Dans son premier message, lu par une présentatrice de la télévision nationale, Mojtaba Khamenei  a évoqué la guerre menée par les États-Unis et Israël contre l’Iran pour dire : « des études ont été menées sur l’ouverture d’autres fronts où l’ennemi possède peu d’expérience et où il est extrêmement vulnérable ». Il a ajouté que « leur activation pourra intervenir si l’état de guerre se poursuit et selon les intérêts supérieurs.
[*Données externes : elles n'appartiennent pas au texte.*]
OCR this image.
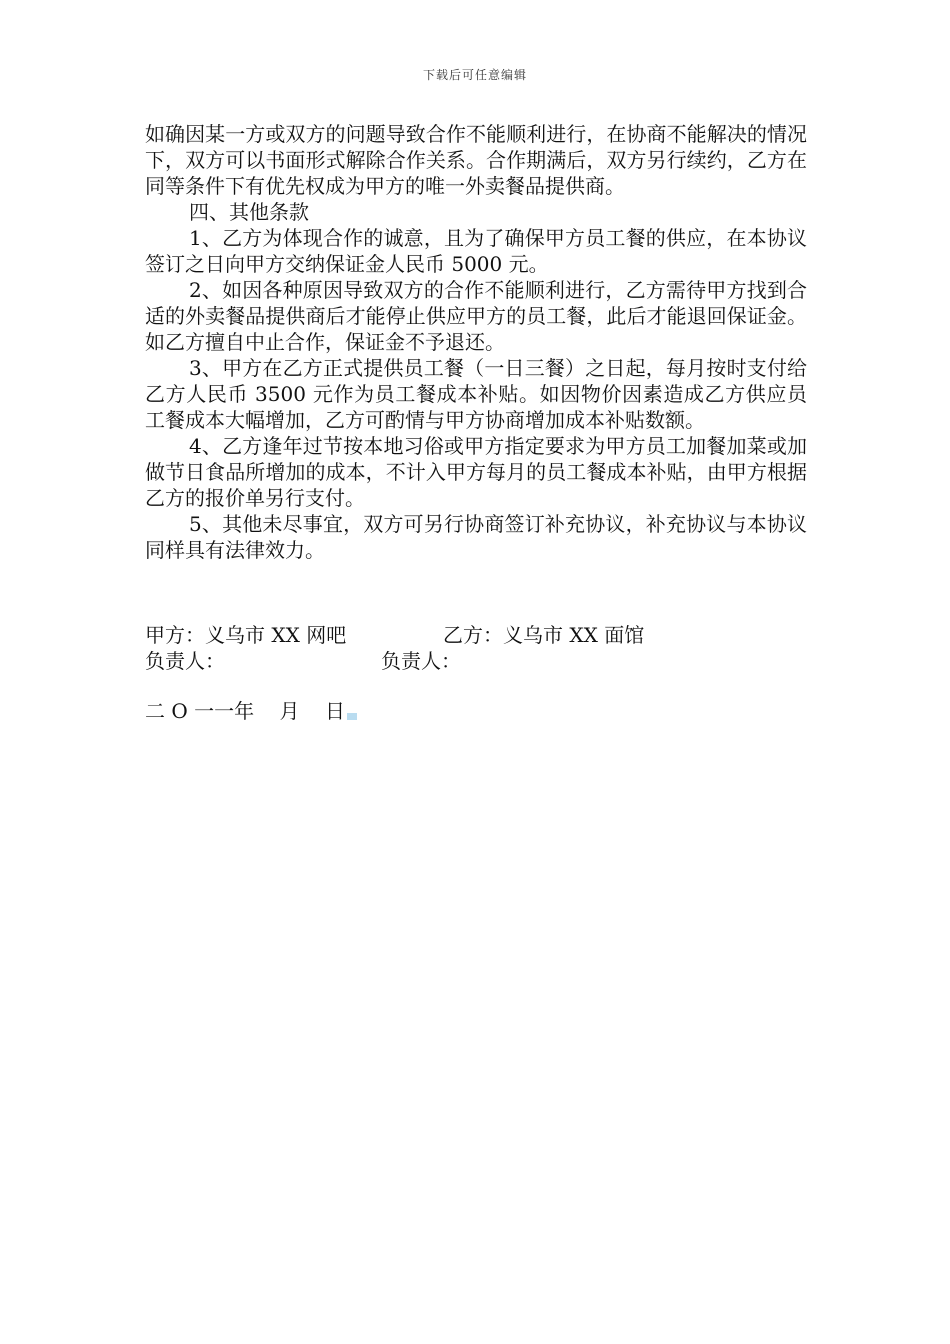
下载后可任意编辑

如确因某一方或双方的问题导致合作不能顺利进行，在协商不能解决的情况下，双方可以书面形式解除合作关系。合作期满后，双方另行续约，乙方在同等条件下有优先权成为甲方的唯一外卖餐品提供商。

四、其他条款

1、乙方为体现合作的诚意，且为了确保甲方员工餐的供应，在本协议签订之日向甲方交纳保证金人民币 5000 元。

2、如因各种原因导致双方的合作不能顺利进行，乙方需待甲方找到合适的外卖餐品提供商后才能停止供应甲方的员工餐，此后才能退回保证金。如乙方擅自中止合作，保证金不予退还。

3、甲方在乙方正式提供员工餐（一日三餐）之日起，每月按时支付给乙方人民币 3500 元作为员工餐成本补贴。如因物价因素造成乙方供应员工餐成本大幅增加，乙方可酌情与甲方协商增加成本补贴数额。

4、乙方逢年过节按本地习俗或甲方指定要求为甲方员工加餐加菜或加做节日食品所增加的成本，不计入甲方每月的员工餐成本补贴，由甲方根据乙方的报价单另行支付。

5、其他未尽事宜，双方可另行协商签订补充协议，补充协议与本协议同样具有法律效力。

甲方：义乌市 XX 网吧	乙方：义乌市 XX 面馆
负责人：	负责人：
二 O 一一年    月    日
Une présence efficace sur le terrain doit être maintenue ».
« Une partie limitée de cette vengeance a été mise en œuvre jusqu’à présent, mais tant qu’elle ne sera pas menée jusqu’au bout, cela restera l’une de nos priorités », a déclaré Mojtaba Khamenei dans un discours lu par une journaliste de la télévision d’État.
Mojtaba Khamenei a aussi exprimé sa « sincère gratitude aux combattants de l’Axe de la résistance » au Yémen, au Liban et en Irak pour leur soutien dans cette lutte.
Il a également souligné que le détroit ​d’Ormuz devait rester fermé pour faire pression sur les États-Unis et Israël, alors que la guerre au Moyen-Orient ne montre aucun signe d’apaisement. « Le blocage du détroit d’Ormuz doit certainement continuer à être utilisé comme levier contre l’ennemi », a dit Mojtaba Khamenei, qui n’est pas lui-même apparu à la télévision ni même en public depuis son élection, dimanche 8 mars.
À la fin de la lecture du message, les Gardiens de la Révolution ont en outre promis de garder le détroit d’Ormuz fermé, et ont dit avoir lancé des frappes sur des cibles américaines et israéliennes en hommage à Khamenei et à sa famille.
La navigation est pratiquement bloquée dans le détroit d’Ormuz, passage stratégique pour le commerce mondial, par où transitent environ 20 % du pétrole et du gaz naturel liquéfié (GNL) mondiaux.
Le conflit, déclenché le 28 février, pénalise l’approvisionnement en or noir de l’économie mondiale, affaiblit les sites de production de la région et menace ses services financiers. Au même moment, le président américain Donald Trump a déclaré que la nécessité de « stopper » l’Iran passait avant les prix du pétrole, toujours en hausse malgré la décision des pays membres de l’Agence internationale de l’énergie (AIE) d’utiliser leurs réserves stratégiques.